Mercenary sales practices used by bank staff have been uncovered in an internal document leaked by a Barclays sales manager.
Customers are viewed as 'conquests', with advisers incentivised to sell riskier investments, or more expensive, profitable products, the confidential document leaked to the Daily Mail shows.
Persuading a customer to invest their savings in the stock market is 100 times more lucrative for salesmen than advising them to cautiously put their money in a savings account, the document reveals.
A salesman will earn 18p for each £1,000 put into a cash ISA, but £18.20 for each £1,000 invested in the stock market. Those who persuade a customer to sign up to Barclays Private Banking investment service earn £49.
The whistleblower, who manages a large sales team at Barclays, says: "It's a very high-pressure environment.
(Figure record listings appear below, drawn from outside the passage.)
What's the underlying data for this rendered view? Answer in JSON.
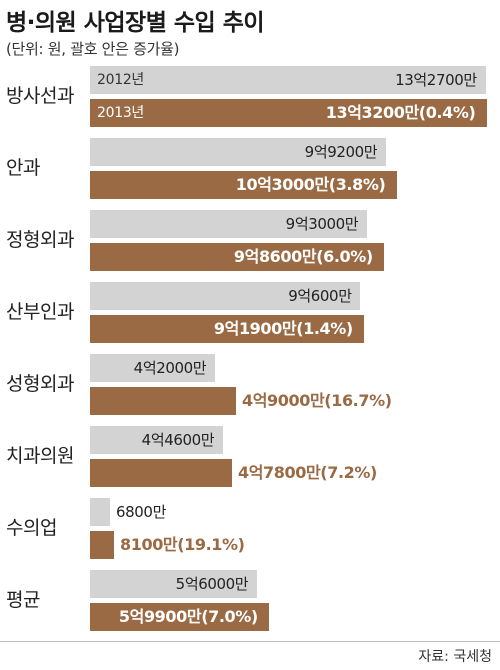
{
  "header": {
    "title": "병·의원 사업장별 수입 추이",
    "subtitle": "(단위: 원, 괄호 안은 증가율)"
  },
  "source": "자료: 국세청",
  "colors": {
    "y2012": "#d3d3d3",
    "y2013": "#9a6a44"
  },
  "chart_data": {
    "type": "bar",
    "orientation": "horizontal",
    "title": "병·의원 사업장별 수입 추이",
    "unit": "원",
    "categories": [
      "방사선과",
      "안과",
      "정형외과",
      "산부인과",
      "성형외과",
      "치과의원",
      "수의업",
      "평균"
    ],
    "series": [
      {
        "name": "2012년",
        "values": [
          1327000000,
          992000000,
          930000000,
          906000000,
          420000000,
          446000000,
          68000000,
          560000000
        ],
        "labels": [
          "13억2700만",
          "9억9200만",
          "9억3000만",
          "9억600만",
          "4억2000만",
          "4억4600만",
          "6800만",
          "5억6000만"
        ]
      },
      {
        "name": "2013년",
        "values": [
          1332000000,
          1030000000,
          986000000,
          919000000,
          490000000,
          478000000,
          81000000,
          599000000
        ],
        "labels": [
          "13억3200만(0.4%)",
          "10억3000만(3.8%)",
          "9억8600만(6.0%)",
          "9억1900만(1.4%)",
          "4억9000만(16.7%)",
          "4억7800만(7.2%)",
          "8100만(19.1%)",
          "5억9900만(7.0%)"
        ],
        "growth_pct": [
          0.4,
          3.8,
          6.0,
          1.4,
          16.7,
          7.2,
          19.1,
          7.0
        ]
      }
    ]
  }
}
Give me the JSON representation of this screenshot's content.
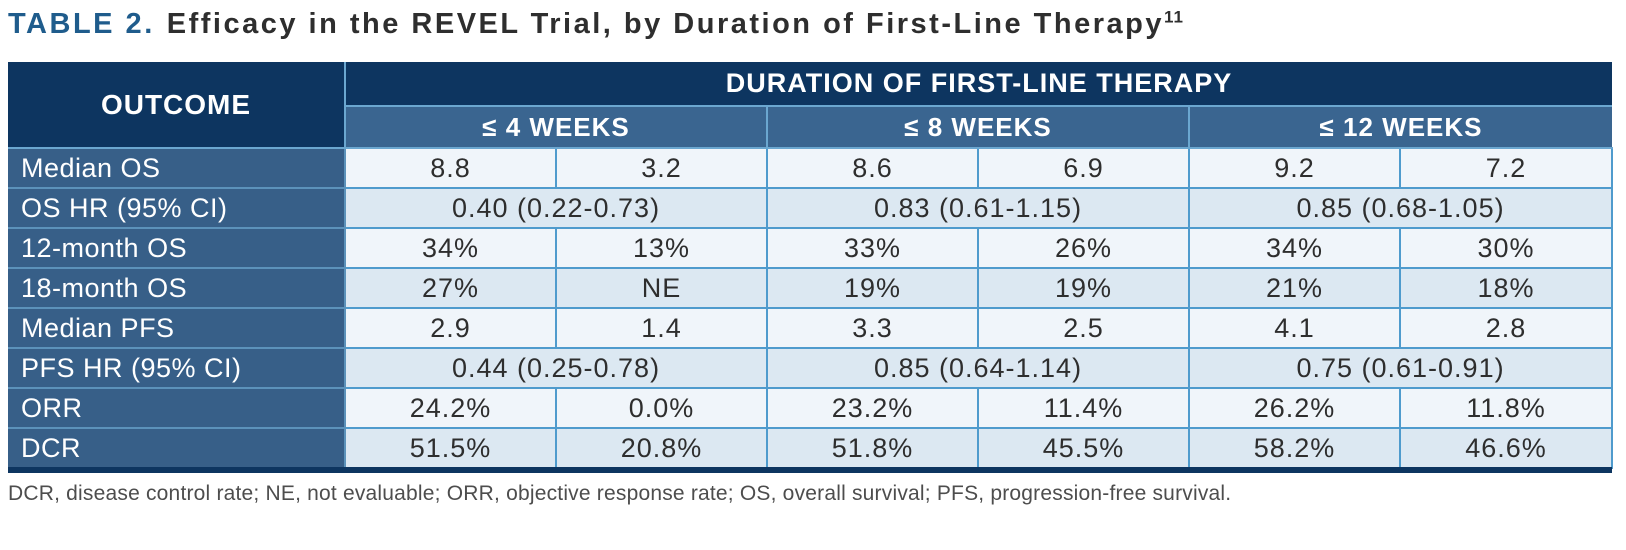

"Some of the things we sell - such as structured products - are rubbish. It's an easy sell as they offer elements of protection. But we are now being discouraged from selling so much because we want to be seen to be giving proper advice."
The bank is believed to be under investigation by the City watchdog for persuading thousands of elderly customers to switch their savings into risky funds.
Barclays says its processes adhere to banking regulations.
In a statement to the Daily Mail it said: "Staff rewards are reflective of the complexity of the product and the time invested to fully address the customer's needs.
"'Conquest' is a long-standing generic term for new business. We don't use it in relation to individual customers."
Salesmen earn points towards bonus targets for their team. Barclays calls the points earned on a product its 'real retail Conquest Value'.
Typically, the riskier the product, the higher the 'conquest value' and the more lucrative it is for the salesman.
The number of points earned from every £100,000 invested via Barclays Financial Planning has jumped by more than a third - from 2,700 last year to 3,750. Meanwhile, a Barclays loan earns 5,000 points.
The whistleblower says: "The pressure can be unbearable. We are set unrealistic targets. They were increased in January and our rewards were reduced. This money comes out of customers' pockets one way or another - either directly, or through charges built into the product."
Experts say the document makes a mockery of the FSA's decision to allow bank salesmen to escape the commission ban on IFAs, to be implemented as part of the RDR by 31 December 2012.
Other High Street banks offer similar incentive schemes which reward salesmen for churning as many investments as possible.